L2TP/IPSec Client

[MartinIAm]

Hey! I have recently setup a l2tp/ipsec server on my AWS vm. I have a client that I want to connect to that server, but I could not find any up to date guides that would show me on how to install a client for l2tp/ipsec on Ubuntu 18.04 cli.

 

[sphbecker]

You are probably not finding a lot of examples because OpenVPN has basically replaced every other form of client/server VPN in Linux. If at all possible, you might want to consider using OpenVPN instead, you will find tons of examples. Unless your Ubuntu client is acting as a router, then I don't see why L2TP would be preferred over OpenVPN.

 

I am sorry I am not answering your question directly, but I have never tried to do that and am not sure what packages are available to make it easier. Did you use a package to setup the server? If so, its documentation might have client examples. If not, then you probably need to replicate the same manual steps on the client (making the needed changes for it to function as a client).

[MartinIAm]

4 hours ago, sphbecker said:

You are probably not finding a lot of examples because OpenVPN has basically replaced every other form of client/server VPN in Linux. If at all possible, you might want to consider using OpenVPN instead, you will find tons of examples. Unless your Ubuntu client is acting as a router, then I don't see why L2TP would be preferred over OpenVPN.

My ubuntu server is acting as a router but my server and client need to both have network visibility, so for example my client would connect to my server's subnet and communicate as if they were on that subnet. This is not a private vpn subnet, but more of a way of doing it like point to point. The server can see the client's ip addresses and the client can see the server's subnets. I am new to Openvpn and I am more familiar with how L2TP actually works, so I am currently stuck on the fence.

4 hours ago, sphbecker said:

I am sorry I am not answering your question directly, but I have never tried to do that and am not sure what packages are available to make it easier. Did you use a package to setup the server? If so, its documentation might have client examples. If not, then you probably need to replicate the same manual steps on the client (making the needed changes for it to function as a client).
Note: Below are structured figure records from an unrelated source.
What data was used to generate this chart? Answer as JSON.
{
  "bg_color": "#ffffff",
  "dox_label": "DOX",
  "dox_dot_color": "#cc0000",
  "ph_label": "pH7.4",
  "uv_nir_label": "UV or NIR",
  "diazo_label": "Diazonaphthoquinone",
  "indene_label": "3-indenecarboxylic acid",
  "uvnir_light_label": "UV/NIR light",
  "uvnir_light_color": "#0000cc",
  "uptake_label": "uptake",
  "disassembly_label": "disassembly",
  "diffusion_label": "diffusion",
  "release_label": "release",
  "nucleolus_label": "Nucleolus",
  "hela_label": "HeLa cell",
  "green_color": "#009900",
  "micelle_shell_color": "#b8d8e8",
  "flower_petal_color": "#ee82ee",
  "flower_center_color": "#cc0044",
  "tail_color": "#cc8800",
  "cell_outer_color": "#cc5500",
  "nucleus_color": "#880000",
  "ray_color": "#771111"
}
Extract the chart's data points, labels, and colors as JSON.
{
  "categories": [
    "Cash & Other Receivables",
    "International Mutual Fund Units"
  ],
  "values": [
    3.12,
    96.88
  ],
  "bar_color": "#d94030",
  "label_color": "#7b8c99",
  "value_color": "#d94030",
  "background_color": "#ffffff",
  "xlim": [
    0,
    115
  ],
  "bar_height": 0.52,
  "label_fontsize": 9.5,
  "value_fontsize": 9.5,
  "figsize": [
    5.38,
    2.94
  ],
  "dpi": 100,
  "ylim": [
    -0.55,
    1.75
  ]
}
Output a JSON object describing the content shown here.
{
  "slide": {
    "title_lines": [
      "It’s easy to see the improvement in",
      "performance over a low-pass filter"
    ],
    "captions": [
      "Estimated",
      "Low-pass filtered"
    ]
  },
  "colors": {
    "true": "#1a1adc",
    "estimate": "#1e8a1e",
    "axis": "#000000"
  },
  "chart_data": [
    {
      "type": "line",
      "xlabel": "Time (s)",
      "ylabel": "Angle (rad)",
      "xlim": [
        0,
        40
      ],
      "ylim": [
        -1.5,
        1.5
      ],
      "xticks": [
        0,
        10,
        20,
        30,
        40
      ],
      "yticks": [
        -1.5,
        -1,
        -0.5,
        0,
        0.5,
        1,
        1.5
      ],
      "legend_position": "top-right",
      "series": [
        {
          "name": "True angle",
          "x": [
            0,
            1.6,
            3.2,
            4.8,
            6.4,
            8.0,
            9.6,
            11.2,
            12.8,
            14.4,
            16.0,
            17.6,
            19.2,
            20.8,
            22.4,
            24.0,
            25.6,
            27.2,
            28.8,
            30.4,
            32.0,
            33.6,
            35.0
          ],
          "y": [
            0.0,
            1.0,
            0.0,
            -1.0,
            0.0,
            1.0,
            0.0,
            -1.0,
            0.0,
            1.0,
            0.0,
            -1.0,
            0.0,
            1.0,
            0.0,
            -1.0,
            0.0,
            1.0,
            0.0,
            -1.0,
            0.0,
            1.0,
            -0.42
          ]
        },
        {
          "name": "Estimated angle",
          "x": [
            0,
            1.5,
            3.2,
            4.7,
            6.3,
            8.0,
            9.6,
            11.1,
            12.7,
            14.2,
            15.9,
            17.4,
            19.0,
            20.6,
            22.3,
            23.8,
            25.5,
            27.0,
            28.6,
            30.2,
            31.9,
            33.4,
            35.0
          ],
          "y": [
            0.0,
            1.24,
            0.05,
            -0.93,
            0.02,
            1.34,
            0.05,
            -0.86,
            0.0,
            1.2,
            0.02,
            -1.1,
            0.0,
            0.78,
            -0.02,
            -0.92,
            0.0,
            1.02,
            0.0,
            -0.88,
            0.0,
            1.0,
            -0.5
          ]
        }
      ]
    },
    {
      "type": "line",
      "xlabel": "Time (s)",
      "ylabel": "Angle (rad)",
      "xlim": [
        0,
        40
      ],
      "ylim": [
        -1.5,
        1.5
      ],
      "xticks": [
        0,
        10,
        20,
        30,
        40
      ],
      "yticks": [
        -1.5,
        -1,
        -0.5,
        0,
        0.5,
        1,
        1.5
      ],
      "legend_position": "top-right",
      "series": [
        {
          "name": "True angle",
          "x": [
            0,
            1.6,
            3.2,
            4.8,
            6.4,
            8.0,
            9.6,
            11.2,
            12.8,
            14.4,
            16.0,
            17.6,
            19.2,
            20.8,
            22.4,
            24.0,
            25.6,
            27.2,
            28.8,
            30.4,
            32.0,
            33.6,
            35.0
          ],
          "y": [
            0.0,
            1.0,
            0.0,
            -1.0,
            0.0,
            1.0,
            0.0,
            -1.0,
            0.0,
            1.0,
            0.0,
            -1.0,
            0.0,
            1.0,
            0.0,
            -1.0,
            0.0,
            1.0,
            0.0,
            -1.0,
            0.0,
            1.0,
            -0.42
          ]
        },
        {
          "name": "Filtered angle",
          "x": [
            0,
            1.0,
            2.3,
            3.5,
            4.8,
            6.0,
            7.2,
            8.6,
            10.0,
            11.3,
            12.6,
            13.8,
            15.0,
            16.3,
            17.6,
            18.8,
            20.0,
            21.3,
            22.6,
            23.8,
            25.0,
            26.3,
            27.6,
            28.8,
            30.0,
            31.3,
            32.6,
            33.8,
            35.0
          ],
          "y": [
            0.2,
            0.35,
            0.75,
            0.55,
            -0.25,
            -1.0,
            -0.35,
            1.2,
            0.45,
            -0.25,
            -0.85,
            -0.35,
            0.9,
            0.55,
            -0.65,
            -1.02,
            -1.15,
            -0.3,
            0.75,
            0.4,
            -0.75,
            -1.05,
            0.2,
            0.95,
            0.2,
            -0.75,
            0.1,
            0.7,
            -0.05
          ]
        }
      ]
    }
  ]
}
Yes I used a package to setup the server, but the only documentation that came with it was for clients that had a GUI and not from CLI.

[sphbecker]

18 minutes ago, MartinIAm said:

My ubuntu server is acting as a router but my server and client need to both have network visibility, so for example my client would connect to my server's subnet and communicate as if they were on that subnet. I am new to Openvpn and I am more familiar with how L2TP actually works, so I am currently stuck on the fence.

Yes I used a package to setup the server, but the only documentation that came with it was for clients that had a GUI and not from CLI.

I see, if your goal is to create a routeable VPN tunnel, then yes, you would want to use either GRE or L2TP (both with IPSec), or if the AWS environment is just a single server, you could consider basic IPSec to reach it. OpenVPN makes a few routing assumptions for you that make it impossible to use as tunnel between two sites (it can be used for NAT based remote access, but not for true site-to-site routing).

 

I am sorry, but I don't have good examples to provide for setting up Ubuntu as a router with VPN.

 

Here is an article I found. I read it enough to see that it looks legit. It is older and not specific to Ubuntu, but you can probably adapt the steps. Once you have VPN working (you can get to AWS from Ubuntu) you will need to setup a static route on your AWS server so it knows to use the VPN client address as the next-hop to get to your home LAN subnet.

 

https://www.elastichosts.com/blog/linux-l2tpipsec-vpn-client/

[MartinIAm]

Thanks for the information. Hope it works!

[sphbecker]

You might consider checking out the package fastd. I have found it to be an easy to use package for setting up site-to-site VPNs. It is lightweight and all CLI based. I have it installed on my Merlin ASUS routers at my two houses to establish a site-to-site tunnel between the two. It works perfectly. One house has 192.168.1.0 and the other is at 192.168.2.0 and all devices can directly contact all other devices (just like a corporate network).

 

For a while I was using it alongside BIRD, so I could have OSPF dynamic routing (pointless for only 2 sites, but it appealed to the nerdy side of me). I ended up turning that off and using static routing. fastd provides a nice way to automatically add the static routes at the time the tunnel is connected, that way you don't have to worry about adding kernel routes.

[MartinIAm]

1 minute ago, sphbecker said:

You might consider checking out the package fastd. I have found it to be an easy to use package for setting up site-to-site VPNs. It is lightweight and all CLI based. I have it installed on my Merlin ASUS routers at my two houses to establish a site-to-site tunnel between the two. It works perfectly. One house has 192.168.1.0 and the other is at 192.168.2.0 and all devices can directly contact all other devices (just like a corporate network).

 

For a while I was using it alongside BIRD, so I could have OSPF dynamic routing (pointless for only 2 sites, but it appealed to the nerdy side of me). I ended up turning that off and using static routing. fastd provides a nice way to automatically add the static routes at the time the tunnel is connected, that way you don't have to worry about adding kernel routes.

Ill be sure to try it out and see if it works.